Le dimanche, du haut de leur chaire médiatique, les prédicateurs de la morale s’épanouissent. Il ne s’agit plus d’analyser, mais de juger des mœurs de chacun au regard de la liste des nouveaux péchés capitaux. Le prêche a supplanté le débat. Ce dernier dimanche, un éditorialiste alémanique s’est ainsi évertué à établir un classement pour déterminer qui d’Alain Berset, du ministre allemand de l’Economie Robert Habeck, de la première ministre finlandaise Sanna Marin ou de Boris Johnson avait eu le comportement le plus hypocrite. Avec pour injonction de restreindre la liberté individuelle et d’adapter sa conduite aux règles éthiques dans l’air du temps.

Il n’est guère étonnant que le ministre de la Santé Alain Berset y tienne le haut du classement avec Boris Johnson. La révélation, fortuite évidemment, de son opposition en 2018 à un projet d’antenne de téléphonie mobile n’a fait qu’ajouter à la longue liste des affaires accrochées aux basques du ministre depuis le chantage contre lui ou son fameux vol en avion.

Zèle des moralistes

Au point que, comme dans les mauvais polars, devant l’accumulation des indices et des accusations, le lecteur se met à douter de la culpabilité réelle du principal suspect. Le lecteur n’est pas naïf. Les faits sont évidemment irréfutables. Mais le zèle des moralistes, qui préfèrent «la belle âme qui vit dans l’angoisse de souiller la splendeur de son intériorité par l’action», est tout aussi suspect. Le chœur des pleureuses fait partie du jeu de pouvoir entre politiques et médias. Avec la même hypocrisie que celle reprochée au ministre.
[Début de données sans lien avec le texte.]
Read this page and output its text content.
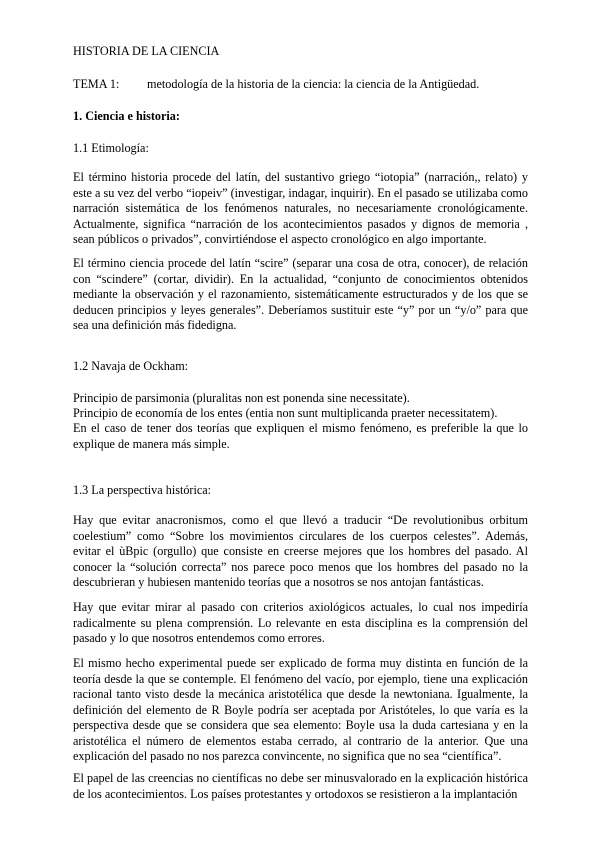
HISTORIA DE LA CIENCIA
TEMA 1: metodología de la historia de la ciencia: la ciencia de la Antigüedad.
1. Ciencia e historia:
1.1 Etimología:

El término historia procede del latín, del sustantivo griego “iotopia” (narración,, relato) y este a su vez del verbo “iopeiv” (investigar, indagar, inquirir). En el pasado se utilizaba como narración sistemática de los fenómenos naturales, no necesariamente cronológicamente. Actualmente, significa “narración de los acontecimientos pasados y dignos de memoria , sean públicos o privados”, convirtiéndose el aspecto cronológico en algo importante.

El término ciencia procede del latín “scire” (separar una cosa de otra, conocer), de relación con “scindere” (cortar, dividir). En la actualidad, “conjunto de conocimientos obtenidos mediante la observación y el razonamiento, sistemáticamente estructurados y de los que se deducen principios y leyes generales”. Deberíamos sustituir este “y” por un “y/o” para que sea una definición más fidedigna.

1.2 Navaja de Ockham:
Principio de parsimonia (pluralitas non est ponenda sine necessitate).
Principio de economía de los entes (entia non sunt multiplicanda praeter necessitatem).

En el caso de tener dos teorías que expliquen el mismo fenómeno, es preferible la que lo explique de manera más simple.

1.3 La perspectiva histórica:

Hay que evitar anacronismos, como el que llevó a traducir “De revolutionibus orbitum coelestium” como “Sobre los movimientos circulares de los cuerpos celestes”. Además, evitar el ùBpic (orgullo) que consiste en creerse mejores que los hombres del pasado. Al conocer la “solución correcta” nos parece poco menos que los hombres del pasado no la descubrieran y hubiesen mantenido teorías que a nosotros se nos antojan fantásticas.

Hay que evitar mirar al pasado con criterios axiológicos actuales, lo cual nos impediría radicalmente su plena comprensión. Lo relevante en esta disciplina es la comprensión del pasado y lo que nosotros entendemos como errores.

El mismo hecho experimental puede ser explicado de forma muy distinta en función de la teoría desde la que se contemple. El fenómeno del vacío, por ejemplo, tiene una explicación racional tanto visto desde la mecánica aristotélica que desde la newtoniana. Igualmente, la definición del elemento de R Boyle podría ser aceptada por Aristóteles, lo que varía es la perspectiva desde que se considera que sea elemento: Boyle usa la duda cartesiana y en la aristotélica el número de elementos estaba cerrado, al contrario de la anterior. Que una explicación del pasado no nos parezca convincente, no significa que no sea “científica”.

El papel de las creencias no científicas no debe ser minusvalorado en la explicación histórica de los acontecimientos. Los países protestantes y ortodoxos se resistieron a la implantación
Il faut dire qu’Alain Berset l’a sans doute un peu cherché. Trop sûr de lui au point de se dispenser de prudence. Trop de facilité intellectuelle, trop d’aisance dans le discours, un statut de «pop star», une propension à la suffisance envers les journalistes politiques, proche de l’arrogance, ont abouti à ce que les éditorialistes réclament son départ. Au pays de la médiocratie, «les Suisses n’aiment pas ceux qui parlent le langage de l’Etat», regrettait déjà le journaliste et historien Jean-Rodolphe de Salis dans son journal. Cela n’est pas sans rappeler les campagnes du Blick, jadis, dans les années 1980, contre un autre surdoué de la politique, Kurt Furgler: «S’il marche sur l’eau, c’est parce qu’il ne sait pas nager!» A droite, on ne cache pas son plaisir de prendre au piège un élu de cette gauche par essence volontiers moralisatrice, puisque le paradis qu’elle promet passe par la dénonciation des profits jugés illégitimes.

Règles éthiques

Depuis une dizaine d’années, enjointe de «renouer avec la confiance publique», la politique est contrainte de s’inscrire dans le mouvement de consécration de la règle morale. Un mouvement accéléré par la crise climatique et la liste de nouveaux péchés contre l’environnement. Les politiques ne doivent plus simplement être honnêtes. On exige d’elle et d’eux d’être vertueux. Or, même s’il n’y a pas de politique sans morale, ces règles éthiques qui doublent le droit ou les exigences du mandat menacent de virer au despotisme – voir l’affaire des dreadlocks. Elles s’érigent en juges des comportements individuels, débouchent sur l’arbitraire voire l’exclusion.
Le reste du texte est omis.